Chapter 12 Summary
In September, Tom Bertram, the older son, returns home to Mansfield Park. He has been away with friends, spending much of his time partying. He entertains the other people staying at his home by telling them of his adventures.
Mary's affections for Tom have changed. In his absence, Mary has become more attracted to Tom's younger brother, Edmund. Tom also shows a loss of interest in Mary.
Around the same time that Tom returns, Henry Crawford decides to travel. He goes to Norfolk, and this makes both Maria and Julia upset. They think him selfish to leave them. However, Henry comes back to Mansfield Park earlier than expected, which, of course, pleases the Bertram girls, who forgive him immediately. Fanny admits to herself that she must be the only one who is not pleased to see Henry come back.

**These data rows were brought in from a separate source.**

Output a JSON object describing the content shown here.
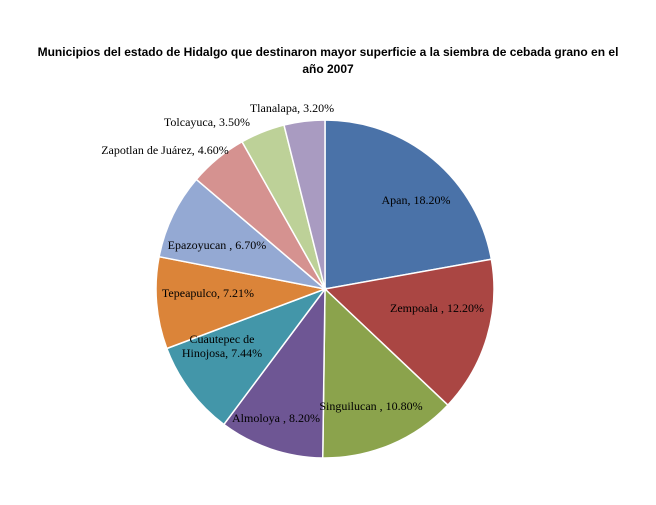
{
  "chart_data": {
    "type": "pie",
    "title_line1": "Municipios  del estado de Hidalgo  que destinaron mayor superficie  a la siembra de cebada grano en el",
    "title_line2": "año 2007",
    "slices": [
      {
        "name": "Apan",
        "value": 18.2,
        "label": "Apan, 18.20%",
        "color": "#4A72A8"
      },
      {
        "name": "Zempoala",
        "value": 12.2,
        "label": "Zempoala , 12.20%",
        "color": "#AA4643"
      },
      {
        "name": "Singuilucan",
        "value": 10.8,
        "label": "Singuilucan , 10.80%",
        "color": "#8BA34C"
      },
      {
        "name": "Almoloya",
        "value": 8.2,
        "label": "Almoloya , 8.20%",
        "color": "#6E5694"
      },
      {
        "name": "Cuautepec de Hinojosa",
        "value": 7.44,
        "label_lines": [
          "Cuautepec de",
          "Hinojosa, 7.44%"
        ],
        "color": "#4396A9"
      },
      {
        "name": "Tepeapulco",
        "value": 7.21,
        "label": "Tepeapulco, 7.21%",
        "color": "#DB8439"
      },
      {
        "name": "Epazoyucan",
        "value": 6.7,
        "label": "Epazoyucan , 6.70%",
        "color": "#94A9D3"
      },
      {
        "name": "Zapotlan de Juárez",
        "value": 4.6,
        "label": "Zapotlan de Juárez, 4.60%",
        "color": "#D59290"
      },
      {
        "name": "Tolcayuca",
        "value": 3.5,
        "label": "Tolcayuca, 3.50%",
        "color": "#BDD198"
      },
      {
        "name": "Tlanalapa",
        "value": 3.2,
        "label": "Tlanalapa, 3.20%",
        "color": "#A99BC1"
      }
    ]
  }
}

Maria has become especially bored by Mr. Rushworth by now, although she hides her feelings. Fanny, however, thinks she sees through Maria's pretense. She mentions to Edmund that Maria appears more interested in Henry than in Mr. Rushworth. Edmund disagrees. He believes that Henry likes Julia the most. This causes Fanny some confusion. She relies so heavily on Edmund's considerations that she does not trust her own evaluation. So she continues to watch Maria, seeking confirmation one way or the other of her own intuitions or of Edmund's reflections.
At one point, Fanny is sitting near Mrs. Norris and Mrs. Rushworth, overhearing their conversation. Maria and Mr. Rushworth are paired for their fourth dance in a row, and Mrs. Norris comments on how happy Maria looks. Maria's eyes are sparkling. Mrs. Norris evaluates Maria's countenance and concludes that Maria is very much in love with Mr. Rushworth. Fanny, on the other hand, remembers how for the first three dances, Maria's expressions were much sadder. It was not until Henry entered the room and was dancing near Maria that her face reflected any pleasure.
This is Fanny's first ball, but she finds herself sitting on the sidelines, hoping someone will ask her to dance. Tom Bertram enters, sees Fanny, and walks toward her. Fanny hopes Tom is coming over to ask her to dance. But instead, Tom sits down next to her and tells her of a sick horse he had been nursing. He then awkwardly asks Fanny if she wants to dance, adding that he thinks dancing is mere folly. Fanny turns down his invitation. Only when Mrs. Grant approaches him and asks him to join her party at a card table does Tom excuse himself by telling her he had already promised Fanny a dance.
Tom confesses to Fanny his dislike of the social customs expected of him. He did not enjoy the pressure that Mrs. Grant had employed to try to make him play cards with her. She gave him little room to refuse.